Learning from Mountainfilm: Uranium Drive In

| Tags: Creativity

Our annual trip to Mountainfilm at Telluride over Memorial Day weekend here in the States was as gratifying as it was disturbing. Gratifying in the sense that once again we found ourselves stripped of the veneer of corporate defensiveness and confronted with the simple fact that a lot of people actually care about this planet and its people. The kind of jargon based personal denial that infuses the corporate world is absent at Mountainfilm as truth speaks to power, albeit in the comfort of one of America’s most privileged resort towns.

Disturbing in the sense that the song remains the same: A planet ravaged by humanity, climate change with only one outcome: mass extinction (including us) and a complete breakdown of social order, faith in democracy and hope for humanity. It is as though we are stuck in some kind of mutually assured madness as arguments for nuclear are pitted against arguments against, both faith based, neither effective.

Into this charged hyperbolic mix comes a near perfect documentary produced and directed by local film maker Suzan Beraza.

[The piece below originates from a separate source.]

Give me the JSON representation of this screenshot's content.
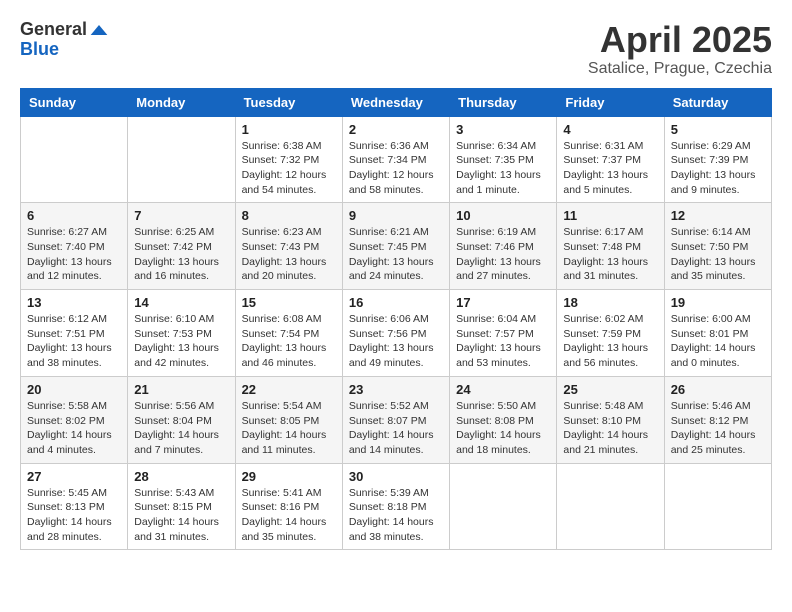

Imagine this: your small town economy was once fueled by a Uranium mine that provided employment and modest affluence. It also poisoned the land and its workers, many of whom are already dead, some of whom are slowly asphyxiating. The jobs went and so did the life of the town. Unemployment is high. The kids have ragged blankets and no socks, the local church provides a weekly meal for free. The meal is consumed by an alarming number of the towns citizens. Work is scarce, hope has gone.

Then the citizens of the town are offered the chance to regrow their town by reopening the Uranium mine. The citizens of wealthy Telluride campaign against the poisoning of the land and its people, the jobless campaign for their lives. What to do? In Beraza’s beautifully forthright examination of the dilemma no one comes away looking righteous. All are flawed, the rich more so than the poor in my opinion.

The rift is a microcosmic representation of the broader issue that pits the poor against the wealthy. No one represents the poor and the poor are the ones closest to the devastation than anyone, in fact they are a signal part of the devastation and remind us that the problems we face in terms of the environment and climate change are people problems not just abstracted notions of either beauty or Gaia.

The are no good guys in Uranium Drive In. Everyone is tortured. The obese corporate marionette, the zero BMI ski maven, the gothic fantasists and, above all, the failed government. All are in crisis. All are in a form of hell within which their authenticity has been sacrificed to a failed narrative. The pain is palpable as the dilemma turns to conflict and the community splits. The massive energy company goes to Utah where such problems were solved in favor of Mormon madness years ago and we are left in a state of high anxiety because while there are no good guys in this story, there are no bad guys either. It is the story that is wrong. It is the factionalization of our society that is wrong. We are now two Americas, the haves and the have nots. Neither gives anything to the other. It is a Capitalist ethic that defines success as material and, in consequence, condemns all parties to a relentlessly unfulfilling role and no solution to the twin problems of social and environmental harmony. The rich try to save the poor when in fact they need to learn from them. The poor feel victimized by the rich when in fact they should invite their participation in the solution to their problems. The system needs to facilitate both.

Uranium Drive In is a must see documentary that, for us, ended any lasting faith in a two party political system grounded in a capital v labor conflict. We need something else. A democratic system grounded in competing solutions to the only problem that now matters: the health of the world. In taking no sides it forces us to confront the horror of our own crisis: that we see no solution. Uranium Drive In challenges you to imagine a new discourse, not only to save all the players in this tragedy, even the corporate marionettes, but to also save yourself.